From what I can gather, since this function is designed to simulate longitudinal data, this is a simulation of random effects on that data. If you were working with real data, I think it would be a lot easier to understand.
While this example doesn't use RE-EM forests, I thought it was pretty clear, because it uses tangible elements as an example. You can read about random effects in section 1.2.2 Fixed v. Random Effects. https://ademos.people.uic.edu/Chapter17.html#32_fixed_effects
Look at section 3.2 to see examples of random effects that you could intentionally model if you were working with real data.
Another example: You're running a cancer drug trial.
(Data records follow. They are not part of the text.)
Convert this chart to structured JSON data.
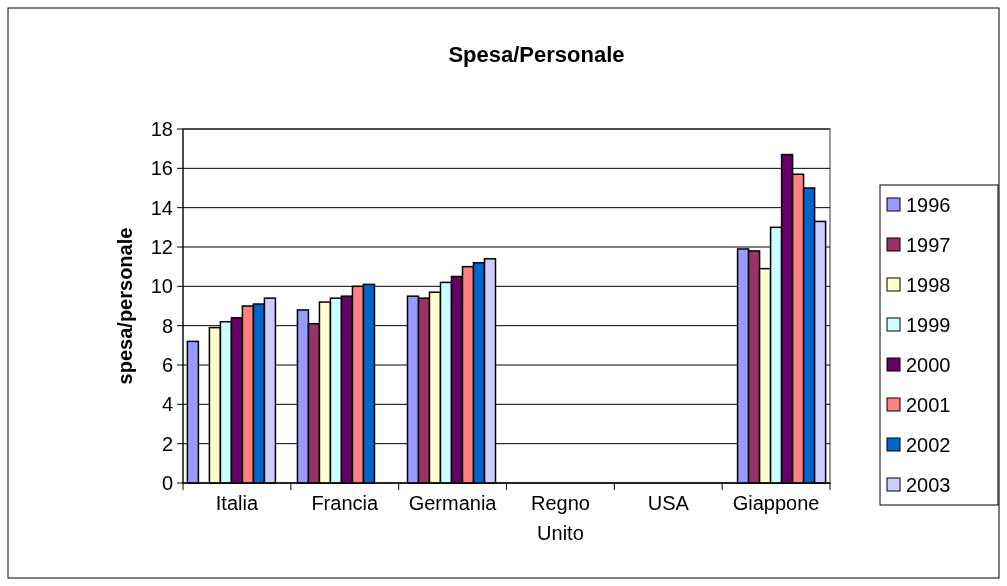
{
  "chart_data": {
    "type": "bar",
    "title": "Spesa/Personale",
    "ylabel": "spesa/personale",
    "categories": [
      "Italia",
      "Francia",
      "Germania",
      "Regno Unito",
      "USA",
      "Giappone"
    ],
    "series": [
      {
        "name": "1996",
        "color": "#9999ff",
        "values": [
          7.2,
          8.8,
          9.5,
          0,
          0,
          11.9
        ]
      },
      {
        "name": "1997",
        "color": "#993366",
        "values": [
          0,
          8.1,
          9.4,
          0,
          0,
          11.8
        ]
      },
      {
        "name": "1998",
        "color": "#ffffcc",
        "values": [
          7.9,
          9.2,
          9.7,
          0,
          0,
          10.9
        ]
      },
      {
        "name": "1999",
        "color": "#ccffff",
        "values": [
          8.2,
          9.4,
          10.2,
          0,
          0,
          13.0
        ]
      },
      {
        "name": "2000",
        "color": "#660066",
        "values": [
          8.4,
          9.5,
          10.5,
          0,
          0,
          16.7
        ]
      },
      {
        "name": "2001",
        "color": "#ff8080",
        "values": [
          9.0,
          10.0,
          11.0,
          0,
          0,
          15.7
        ]
      },
      {
        "name": "2002",
        "color": "#0066cc",
        "values": [
          9.1,
          10.1,
          11.2,
          0,
          0,
          15.0
        ]
      },
      {
        "name": "2003",
        "color": "#ccccff",
        "values": [
          9.4,
          0,
          11.4,
          0,
          0,
          13.3
        ]
      }
    ],
    "ylim": [
      0,
      18
    ],
    "yticks": [
      0,
      2,
      4,
      6,
      8,
      10,
      12,
      14,
      16,
      18
    ],
    "grid": "y",
    "legend": "right"
  }
}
You've collected patient demographics on a weekly basis: weight, temperature, and a CBC panel and different groups of drug administration: 1 unit per day, 2 units per day, and 3 units per day.
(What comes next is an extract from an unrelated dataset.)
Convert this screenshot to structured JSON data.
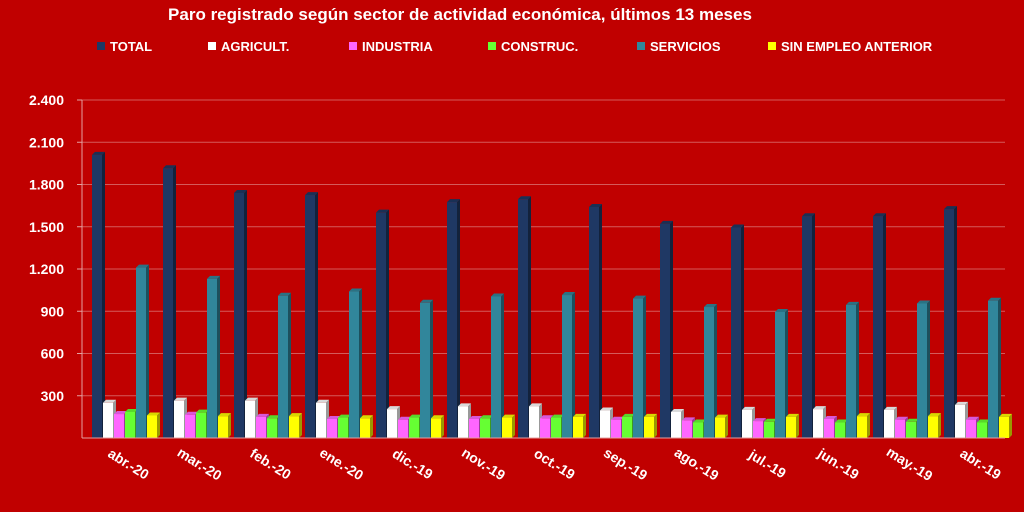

In traditional regression, you'd model these variables to determine how accurately the model identifies the outcome. The fixed effects are the explainable variance or R2. So if you've .86 or 86% then 14% is unexplained. It could be an interaction causing the noise, the unexplained variance between perfect and what the model determined was the outcome.
Let's say the patients with really low white blood cell counts and were overweight responded far better to the treatment. Or perhaps the patients with red hair responded better; that's not in your data. In terms of longitudinal data, let's say that the relationship (the interaction relationship) only appears after some measure of time passes.
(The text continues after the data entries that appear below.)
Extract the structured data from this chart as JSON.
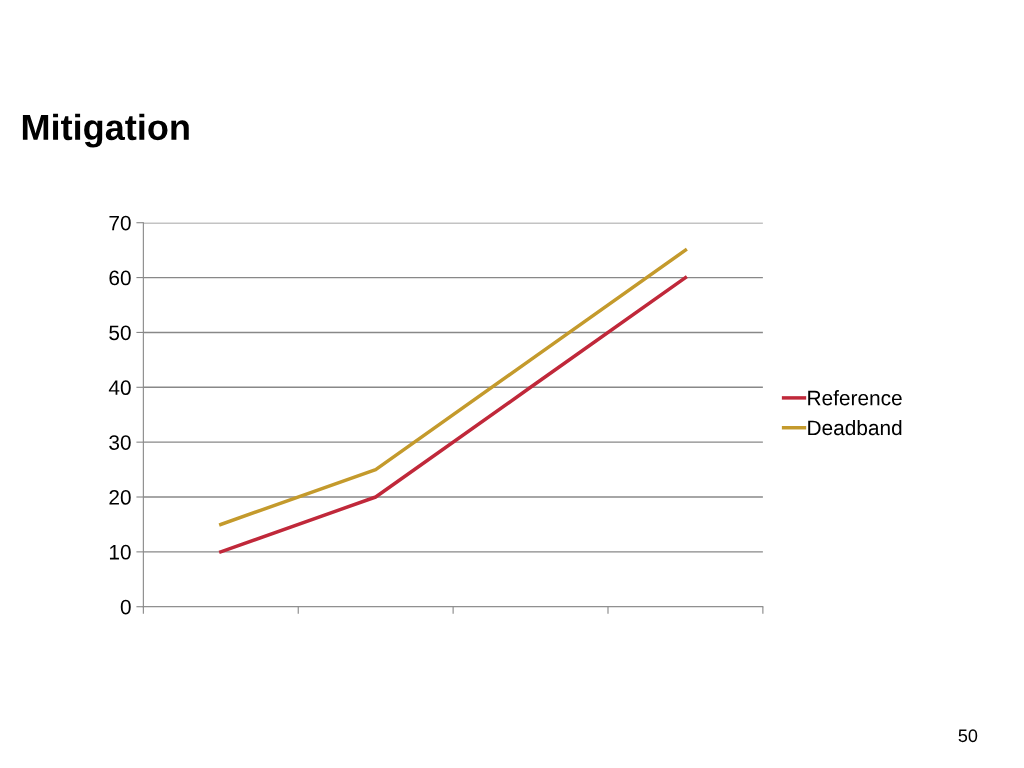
{
  "chart_data": {
    "type": "line",
    "title": "Mitigation",
    "categories": [
      null,
      null,
      null,
      null
    ],
    "series": [
      {
        "name": "Reference",
        "color": "#c0283a",
        "values": [
          10,
          20,
          40,
          60
        ]
      },
      {
        "name": "Deadband",
        "color": "#c49a2c",
        "values": [
          15,
          25,
          45,
          65
        ]
      }
    ],
    "ylim": [
      0,
      70
    ],
    "yticks": [
      0,
      10,
      20,
      30,
      40,
      50,
      60,
      70
    ],
    "grid": "y",
    "legend": "right",
    "marker": "none",
    "line_style": "solid",
    "annotations": [
      "50"
    ]
  }
}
You can try to model different relationships to evaluate the random interactions in the data. I think you'd be better off with one of the many ways to evaluate interactions systematically than a random attempt to identify random effects, though.
EDITED I started to write this in the comments with @JustGettinStarted, but it was too much.
Without the background - the easiest way to achieve this would be to run something like REEMtree::REEMtree(), setting the random effects argument to random = ~1 | time / id)
. After it runs, extract the random effects it's calculated. You can do it like this:
data2 <- data %>% mutate(oOrder = row_number()) %>% # identify original order of the data
arrange(time, id) %>%
mutate(zOrder = row_number()) # because the random effects will be in order by time then id
extRE <- data.frame(time = attributes(fit$RandomEffects[2][["id"]])[["row.names"]]) %>%
separate(col = time,
into = c("time", "id"),
sep = "\\/") %>%
mutate(Z = fit$RandomEffects[[2]] %>% unlist(),
id = as.integer(id),
time = time)) # set data type to match dataset for time
data2 <- data2 %>% left_join(extRE) %>% arrange(oOrder) # return to original order
Z = cbind(rep(1, times = nrows(data2)), data2$Z)
Alternatively, I suggest that you start with the random generation of random effects. The random-effects you start with are just a jumping-off point. The random effects at the end will be different.
No matter how many ways I tried to use LongituRF::REEMforest()
with real data, I ran into errors. I had an uninvertible matrix failure every time.
I noticed that the data generated by DataLongGenerator()
comes in order by id, then time. I tried to order the data (and Z) that way, but it didn't help. When I extracted all the functionality out of the package LongituRF
, I used the MERF (multiple-effects random forest) function with no problems. Even in the research paper, that method was solid. Just thought it was worth mentioning.